Há 64 anos surgia o Hospital Nossa Senhora de Fátima, embasado num diferencial, ser beneficente e comunitário

 

Transcorria a metade da década de 1950. No pequeno município de Flores da Cunha, com uma população pouco superior a 11 mil habitantes, cuja grande maioria residia na área rural, circulavam fortes rumores sobre a questão da saúde. Desde 1941, primeiramente público e depois particular, existia o Hospital Santa Terezinha, de propriedade do doutor Antônio Tassis Gonzales e, no ano de 1954, houve a instalação, através da Secretaria Estadual, de um Posto de Saúde local, sob direção do recém-formado doutor João Manoel Britto.

Nessa época, uma doença podia levar todo o patrimônio de uma família, bens, uma colônia, uma safra, as economias de uma vida inteira. Relatos dos mais antigos poupados desse infortúnio ainda comprovam, “teve sorte que não gastou dinheiro com doenças”. E, como hoje, à sua época, haviam doenças que, diante da precariedade do sistema, levavam a vida de várias pessoas num mesmo período. Fosse o “gropo”, o tifo, a tuberculose, colite, meningite, entre tantas outras, sem ignorar partos, cirurgias, sarampo, varíola.

Nesse contexto, diversas eram as doenças diretamente ligadas a questão respiratória e que, nessa época, assim como foi por muitos anos depois dela, era comum que as pessoas trabalhassem debaixo de chuva, molhadas, com frio, pouca vestimenta e parcos calçados. Não era diferente para as crianças, fosse para ir à escola ou auxiliar no trabalho, o que faziam desde muito cedo, com 6 ou 7 anos de idade. Para salvar a vida em caso de alguma fratura, buscavam os “rangia ossi”, quando esses não podiam resolver pela gravidade do ocorrido, não raro, optava-se pela amputação de braço, perna, dedos, para evitar infecções generalizadas.

Além das preocupações e do estresse causado pelas doenças, a alguns restava somente deslocar-se até a cidade de Caxias do Sul para atendimento e, outros casos menos comuns, ainda eram tratados em Porto Alegre. Esses, por sua vez, geralmente aconteciam por intermédio da prefeitura. Todavia, não se pode negligenciar as dificuldades desses deslocamentos numa época em que, exceto a sede municipal, a grande maioria das famílias não tinham energia elétrica, as estradas eram de chão batido, praticamente não havia automóveis, quando muito um ou dois caminhões em cada comunidade, além de poucos percursos e horários de transporte coletivo entre os municípios. Qualquer doença que chás, benzeduras, arrumações ou graças alcançadas não resolvesse, era preciso recorrer aos vizinhos motorizados e rezar muito para que não fosse o pior. Essas situações controversas, os custos e as dificuldades de deslocamento, começaram a ganhar espaço nas rodas de conversa.

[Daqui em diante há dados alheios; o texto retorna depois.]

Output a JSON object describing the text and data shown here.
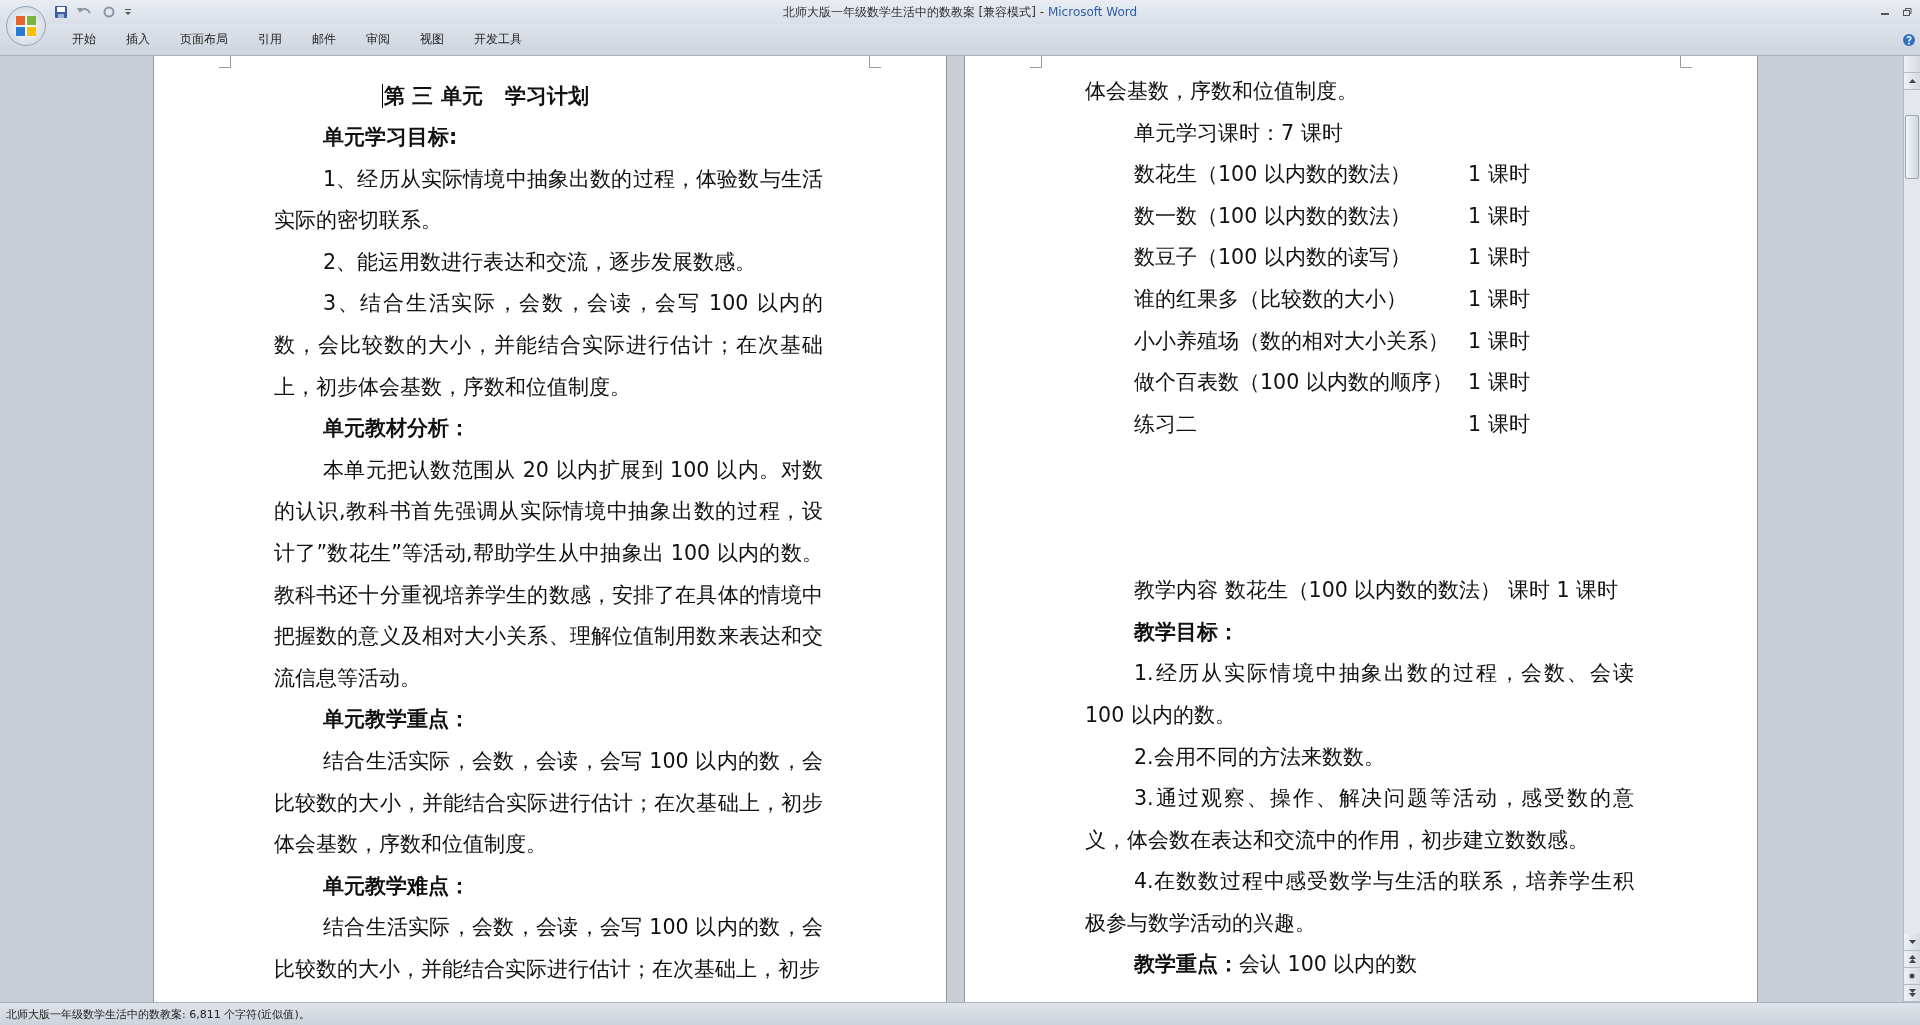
{
  "window": {
    "document": "北师大版一年级数学生活中的数教案 [兼容模式]",
    "separator": "-",
    "app": "Microsoft Word"
  },
  "ribbon_tabs": [
    {
      "label": "开始",
      "selected": false
    },
    {
      "label": "插入",
      "selected": false
    },
    {
      "label": "页面布局",
      "selected": false
    },
    {
      "label": "引用",
      "selected": false
    },
    {
      "label": "邮件",
      "selected": false
    },
    {
      "label": "审阅",
      "selected": false
    },
    {
      "label": "视图",
      "selected": false
    },
    {
      "label": "开发工具",
      "selected": false
    }
  ],
  "pages": [
    {
      "blocks": [
        {
          "kind": "title",
          "text": "第 三 单元   学习计划"
        },
        {
          "kind": "heading",
          "text": "单元学习目标:"
        },
        {
          "kind": "para",
          "text": "1、经历从实际情境中抽象出数的过程，体验数与生活实际的密切联系。"
        },
        {
          "kind": "para",
          "text": "2、能运用数进行表达和交流，逐步发展数感。"
        },
        {
          "kind": "para",
          "text": "3、结合生活实际，会数，会读，会写 100 以内的数，会比较数的大小，并能结合实际进行估计；在次基础上，初步体会基数，序数和位值制度。"
        },
        {
          "kind": "heading",
          "text": "单元教材分析："
        },
        {
          "kind": "para",
          "text": "本单元把认数范围从 20 以内扩展到 100 以内。对数的认识,教科书首先强调从实际情境中抽象出数的过程，设计了”数花生”等活动,帮助学生从中抽象出 100 以内的数。教科书还十分重视培养学生的数感，安排了在具体的情境中把握数的意义及相对大小关系、理解位值制用数来表达和交流信息等活动。"
        },
        {
          "kind": "heading",
          "text": "单元教学重点："
        },
        {
          "kind": "para",
          "text": "结合生活实际，会数，会读，会写 100 以内的数，会比较数的大小，并能结合实际进行估计；在次基础上，初步体会基数，序数和位值制度。"
        },
        {
          "kind": "heading",
          "text": "单元教学难点："
        },
        {
          "kind": "para",
          "text": "结合生活实际，会数，会读，会写 100 以内的数，会比较数的大小，并能结合实际进行估计；在次基础上，初步"
        }
      ]
    },
    {
      "blocks": [
        {
          "kind": "continued",
          "text": "体会基数，序数和位值制度。"
        },
        {
          "kind": "para",
          "text": "单元学习课时：7 课时"
        },
        {
          "kind": "lesson",
          "text": "数花生（100 以内数的数法）",
          "hours": "1 课时"
        },
        {
          "kind": "lesson",
          "text": "数一数（100 以内数的数法）",
          "hours": "1 课时"
        },
        {
          "kind": "lesson",
          "text": "数豆子（100 以内数的读写）",
          "hours": "1 课时"
        },
        {
          "kind": "lesson",
          "text": "谁的红果多（比较数的大小）",
          "hours": "1 课时"
        },
        {
          "kind": "lesson",
          "text": "小小养殖场（数的相对大小关系）",
          "hours": "1 课时"
        },
        {
          "kind": "lesson",
          "text": "做个百表数（100 以内数的顺序）",
          "hours": "1 课时"
        },
        {
          "kind": "lesson",
          "text": "练习二",
          "hours": "1 课时"
        },
        {
          "kind": "blank"
        },
        {
          "kind": "blank"
        },
        {
          "kind": "blank"
        },
        {
          "kind": "para",
          "text": "教学内容 数花生（100 以内数的数法）  课时  1 课时"
        },
        {
          "kind": "heading",
          "text": "教学目标："
        },
        {
          "kind": "para",
          "text": "1.经历从实际情境中抽象出数的过程，会数、会读 100 以内的数。"
        },
        {
          "kind": "para",
          "text": "2.会用不同的方法来数数。"
        },
        {
          "kind": "para",
          "text": "3.通过观察、操作、解决问题等活动，感受数的意义，体会数在表达和交流中的作用，初步建立数数感。"
        },
        {
          "kind": "para",
          "text": "4.在数数过程中感受数学与生活的联系，培养学生积极参与数学活动的兴趣。"
        },
        {
          "kind": "para",
          "text": "**教学重点：**会认 100 以内的数"
        }
      ]
    }
  ],
  "status_bar": {
    "text": "北师大版一年级数学生活中的数教案: 6,811 个字符(近似值)。"
  }
}
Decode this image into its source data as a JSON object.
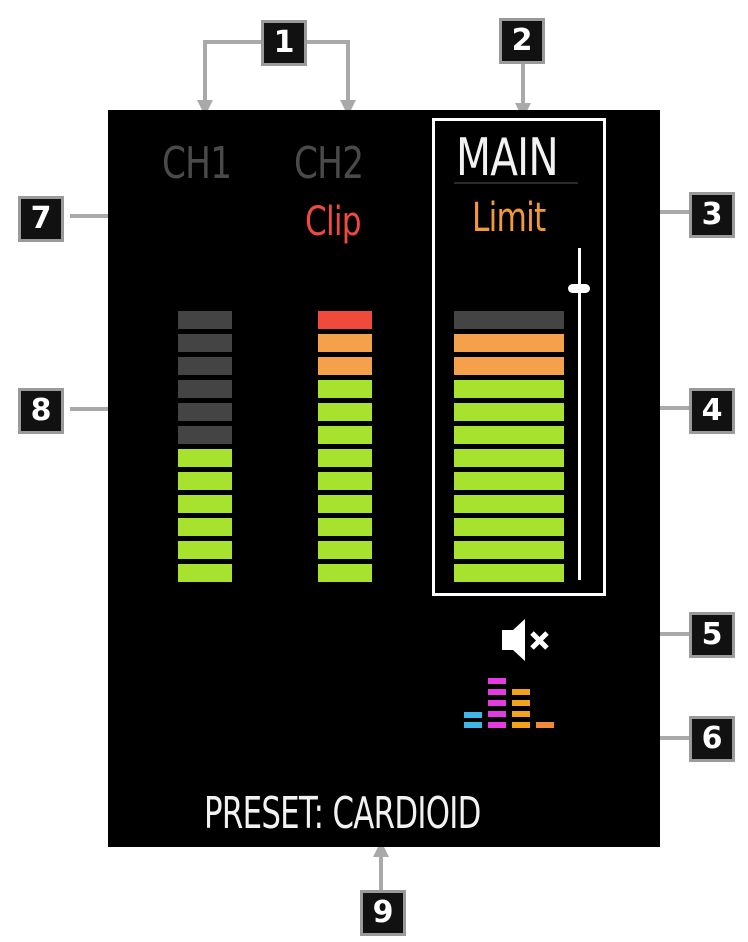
{
  "screen": {
    "channels": [
      {
        "label": "CH1",
        "status": "",
        "status_color": "",
        "meter_lit": 6,
        "meter_levels": [
          "green",
          "green",
          "green",
          "green",
          "green",
          "green",
          "gray",
          "gray",
          "gray",
          "gray",
          "gray",
          "gray"
        ]
      },
      {
        "label": "CH2",
        "status": "Clip",
        "status_color": "#f04a3c",
        "meter_lit": 12,
        "meter_levels": [
          "green",
          "green",
          "green",
          "green",
          "green",
          "green",
          "green",
          "green",
          "green",
          "orange",
          "orange",
          "red"
        ]
      }
    ],
    "main": {
      "label": "MAIN",
      "status": "Limit",
      "status_color": "#f39a37",
      "meter_levels": [
        "green",
        "green",
        "green",
        "green",
        "green",
        "green",
        "green",
        "green",
        "green",
        "orange",
        "orange",
        "gray"
      ],
      "fader_level": 0.88,
      "mute_icon": "speaker-mute-icon",
      "eq_icon": "eq-bars-icon"
    },
    "preset_text": "PRESET: CARDIOID"
  },
  "colors": {
    "green": "#a6e22e",
    "orange": "#f5a04a",
    "red": "#f04a3c",
    "gray": "#444444",
    "label_dim": "#4a4a4a",
    "label_bright": "#f2f2f2",
    "callout_bg": "#111111",
    "callout_border": "#9a9a9a"
  },
  "callouts": [
    "1",
    "2",
    "3",
    "4",
    "5",
    "6",
    "7",
    "8",
    "9"
  ]
}
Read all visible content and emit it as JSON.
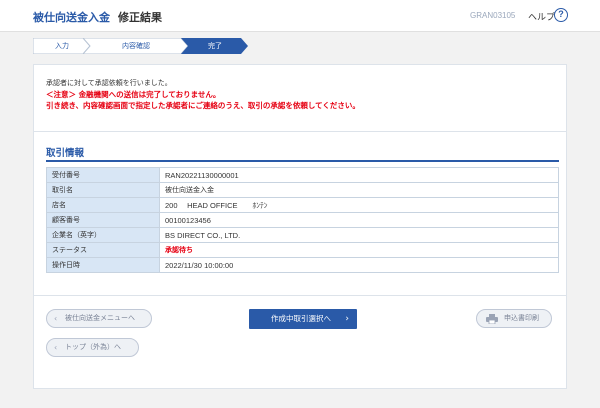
{
  "header": {
    "title": "被仕向送金入金",
    "subtitle": "修正結果",
    "screen_code": "GRAN03105",
    "help_label": "ヘルプ",
    "help_icon_glyph": "?"
  },
  "stepper": {
    "steps": [
      {
        "label": "入力"
      },
      {
        "label": "内容確認"
      },
      {
        "label": "完了",
        "active": true
      }
    ]
  },
  "message": {
    "line1": "承認者に対して承認依頼を行いました。",
    "line2": "＜注意＞ 金融機関への送信は完了しておりません。",
    "line3": "引き続き、内容確認画面で指定した承認者にご連絡のうえ、取引の承認を依頼してください。"
  },
  "section": {
    "title": "取引情報"
  },
  "table": {
    "rows": [
      {
        "label": "受付番号",
        "value": "RAN20221130000001"
      },
      {
        "label": "取引名",
        "value": "被仕向送金入金"
      },
      {
        "label": "店名",
        "value": "200　 HEAD OFFICE　　ﾎﾝﾃﾝ"
      },
      {
        "label": "顧客番号",
        "value": "00100123456"
      },
      {
        "label": "企業名（英字）",
        "value": "BS DIRECT CO., LTD."
      },
      {
        "label": "ステータス",
        "value": "承認待ち"
      },
      {
        "label": "操作日時",
        "value": "2022/11/30 10:00:00"
      }
    ]
  },
  "buttons": {
    "menu_back": "被仕向送金メニューへ",
    "top_back": "トップ（外為）へ",
    "main": "作成中取引選択へ",
    "print": "申込書印刷"
  },
  "colors": {
    "accent": "#2a5aa8",
    "warning": "#e60012",
    "table_label_bg": "#d8e6f5"
  }
}
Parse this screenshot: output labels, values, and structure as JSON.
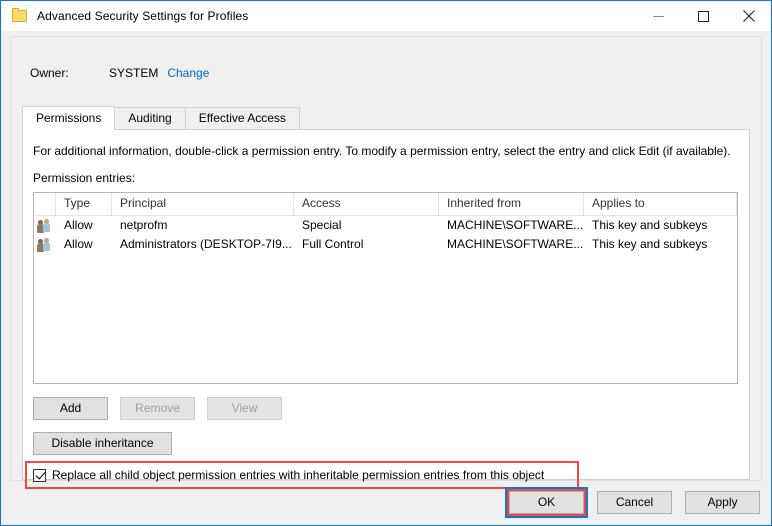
{
  "window": {
    "title": "Advanced Security Settings for Profiles",
    "icon": "folder-icon",
    "controls": {
      "minimize": "minimize-button",
      "maximize": "maximize-button",
      "close": "close-button"
    },
    "accent_color": "#0a79d6",
    "highlight_color": "#f2473f",
    "link_color": "#0066cc"
  },
  "owner": {
    "label": "Owner:",
    "value": "SYSTEM",
    "change_link": "Change"
  },
  "tabs": [
    {
      "label": "Permissions",
      "active": true
    },
    {
      "label": "Auditing",
      "active": false
    },
    {
      "label": "Effective Access",
      "active": false
    }
  ],
  "main": {
    "hint": "For additional information, double-click a permission entry. To modify a permission entry, select the entry and click Edit (if available).",
    "entries_label": "Permission entries:",
    "columns": [
      "Type",
      "Principal",
      "Access",
      "Inherited from",
      "Applies to"
    ],
    "rows": [
      {
        "icon": "users-group-icon",
        "type": "Allow",
        "principal": "netprofm",
        "access": "Special",
        "inherited_from": "MACHINE\\SOFTWARE...",
        "applies_to": "This key and subkeys"
      },
      {
        "icon": "users-group-icon",
        "type": "Allow",
        "principal": "Administrators (DESKTOP-7I9...",
        "access": "Full Control",
        "inherited_from": "MACHINE\\SOFTWARE...",
        "applies_to": "This key and subkeys"
      }
    ],
    "entry_buttons": [
      {
        "label": "Add",
        "enabled": true
      },
      {
        "label": "Remove",
        "enabled": false
      },
      {
        "label": "View",
        "enabled": false
      }
    ],
    "inheritance_button": {
      "label": "Disable inheritance",
      "enabled": true
    },
    "replace_checkbox": {
      "label": "Replace all child object permission entries with inheritable permission entries from this object",
      "checked": true,
      "highlighted": true
    }
  },
  "footer": {
    "ok": "OK",
    "cancel": "Cancel",
    "apply": "Apply",
    "ok_focused": true,
    "ok_highlighted": true
  }
}
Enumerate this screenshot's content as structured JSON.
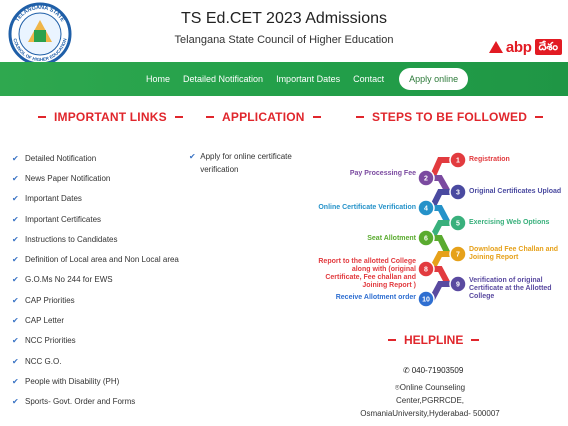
{
  "header": {
    "title": "TS Ed.CET 2023 Admissions",
    "subtitle": "Telangana State Council of Higher Education",
    "logo_top_text": "TELANGANA STATE",
    "logo_bottom_text": "COUNCIL OF HIGHER EDUCATION",
    "brand": {
      "name": "abp",
      "script": "దేశం",
      "color": "#e21b23"
    }
  },
  "nav": {
    "items": [
      "Home",
      "Detailed Notification",
      "Important Dates",
      "Contact"
    ],
    "apply_label": "Apply online",
    "color": "#2aa14c"
  },
  "important_links": {
    "heading": "IMPORTANT LINKS",
    "items": [
      "Detailed Notification",
      "News Paper Notification",
      "Important Dates",
      "Important Certificates",
      "Instructions to Candidates",
      "Definition of Local area and Non Local area",
      "G.O.Ms No 244 for EWS",
      "CAP Priorities",
      "CAP Letter",
      "NCC Priorities",
      "NCC G.O.",
      "People with Disability (PH)",
      "Sports- Govt. Order and Forms"
    ]
  },
  "application": {
    "heading": "APPLICATION",
    "item": "Apply for online certificate verification"
  },
  "steps": {
    "heading": "STEPS TO BE FOLLOWED",
    "items": [
      {
        "num": "1",
        "label": "Registration",
        "color": "#e23b3f"
      },
      {
        "num": "2",
        "label": "Pay Processing Fee",
        "color": "#7b4aa0"
      },
      {
        "num": "3",
        "label": "Original Certificates Upload",
        "color": "#4a4aa0"
      },
      {
        "num": "4",
        "label": "Online Certificate Verification",
        "color": "#2592c9"
      },
      {
        "num": "5",
        "label": "Exercising Web Options",
        "color": "#39b07c"
      },
      {
        "num": "6",
        "label": "Seat Allotment",
        "color": "#5aab2f"
      },
      {
        "num": "7",
        "label": "Download Fee Challan and Joining Report",
        "color": "#e6a11a"
      },
      {
        "num": "8",
        "label": "Report to the allotted College along with (original Certificate, Fee challan and Joining Report )",
        "color": "#e23b3f"
      },
      {
        "num": "9",
        "label": "Verification of original Certificate at the Allotted College",
        "color": "#5a4aa0"
      },
      {
        "num": "10",
        "label": "Receive Allotment order",
        "color": "#2f6fd1"
      }
    ]
  },
  "helpline": {
    "heading": "HELPLINE",
    "phone": "040-71903509",
    "address_line1": "Online Counseling Center,PGRRCDE,",
    "address_line2": "OsmaniaUniversity,Hyderabad- 500007"
  }
}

A chegada do Dr. Britto, clínico, cirurgião e obstetra, aparecia como uma nova possibilidade. Além de clinicar no Posto de Saúde de Flores da Cunha, estabeleceu um consultório na cidade. Porém não tinha onde internar seus pacientes, precisando deslocá-los para Caxias. Paralelamente, dois ou três casos que não serão relatados, fizeram com que, mediante as preocupações existentes, começasse uma mobilização para abertura de uma nova casa de saúde. O que faltava para essas ideias abandonarem as improbabilidades de dois hospitais num pequeno município era apenas a iniciativa de alguém. Raymundo Paviani, na condição de prefeito, não por motivos pessoais ou políticos, mas pela preocupação com o bem-estar de todos, sentiu-se na obrigação de buscar uma solução breve e eficiente.

Dificuldades

A prefeitura municipal, construtora e proprietária do Hospital Santa Terezinha no início da década de 1940, o vendeu por dificuldades financeiras de manutenção e funcionalidade. Naquele momento, também não dispunha de arrecadação suficiente para abertura de outro estabelecimento. Ainda assim, por sugestão de Frei Eugênio, vigário da Paróquia Nossa Senhora de Lourdes e importante liderança local, houve a tentativa de aquisição do Hospital Santa Terezinha. Infrutífera, Paviani sugeriu então ao Frei uma reunião com as pessoas que se mostravam interessadas na solução do problema e outra com o Bispo da Diocese de Caxias do Sul, Dom Benedito Zorzi, para buscar orientação. Na época, a Mitra Diocesana estava vinculada a diversos hospitais, que por sua vez tinham em seu quadro funcional irmãs de congregações como São José e São Carlos, que exerceram importantíssimo trabalho nessas instituições.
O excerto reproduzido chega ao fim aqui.